Out of his co-workers at the station, Herb tends to be the closest to Les Nessman. Les and Herb tend to have a love-hate relationship, as Herb routinely insults and derides Les. At one point, a jealous Herb tried to have Les' date with Jennifer for an awards banquet broken by manipulating Mr. Carlson, and at another time even goosed Les' mother, thinking she was Les in drag (as they strongly resembled each other), only to be confronted by an infuriated Les moments afterward. In turn, Les seriously injured Herb when pulling him along on a hang glider for a promotional stunt (Les had stopped at a stoplight, causing the glider to plummet to the ground). One time Herb actually loaned Les his speed boat only for Les to describe to Herb how the trailer hitch came apart..and sent the boat going down the highway; Les is so oblivious that he doesn't realize that the loss of his boat causes Herb anguish!
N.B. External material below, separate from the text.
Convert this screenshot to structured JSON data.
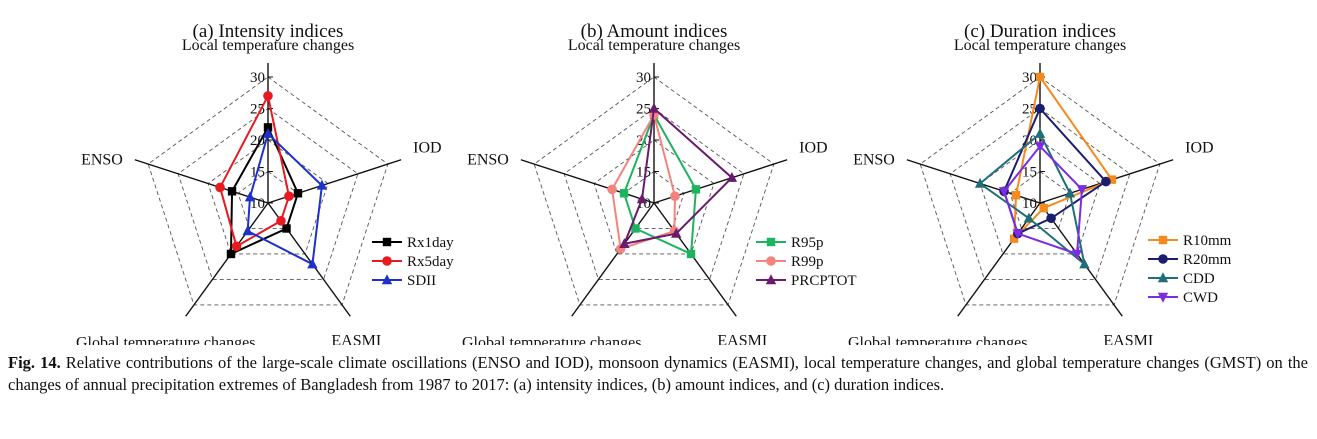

However, Les and Herb have also shown signs of strong friendship. When Herb's wife threw him out, Les pleaded Herb's case to the others at the station so he could have a place to stay. In the episode "Les on a Ledge", when Les was considering suicide (due to rumors that he was homosexual) by jumping off a ledge outside Mr. Carlson's office, Herb eventually went out on the ledge himself to get Les to come back in (and ended up falling onto the firemen's nets several stories below, incurring yet another serious injury). Les summed up their relationship by saying "I hate him, but he is my best friend."

==Behind the scenes==

The writers of WKRP did many episodes focusing on Herb; in the third season of the series, no fewer than six of the 22 episodes were Herb stories. One writer, PJ Torokvei, said that horribly flawed characters like Herb were more interesting to write for than a more self-assured character like Jennifer Marlowe. Another staff writer, Steven Kampmann, recalled that he liked writing for Herb because he was one of the few characters on the show with a wife and family, which added more dimensions to his character.

Frank Bonner directed six episodes of the series.

The role of Herb Tarlek was originally offered to the character actor Rod McCary, but he turned it down to appear in another series.

It is unknown why the show's writers gave him the surname "Tarlek", which is not a known surname in any ethnicity or culture (the "ek" suffix is most commonly associated with Czech or Bohemian ancestry).

==Cultural references==
Herb is still identified, more than three decades after WKRP's initial run ended, as the stereotype for "unprofessional, bribe-taking desperate salespeople" with sales professionals being advised not to wear plaid sports coats so as to avoid being associated in customers' minds with the untrustworthy Mr. Tarlek. The Canadian indie rock band Rheostatics released the song "The Tarleks" on their 2004 album 2067, loosely based on the character. Bonner appears in the video as a large group of Herb Tarleks which come out of a landed UFO and swarm the city.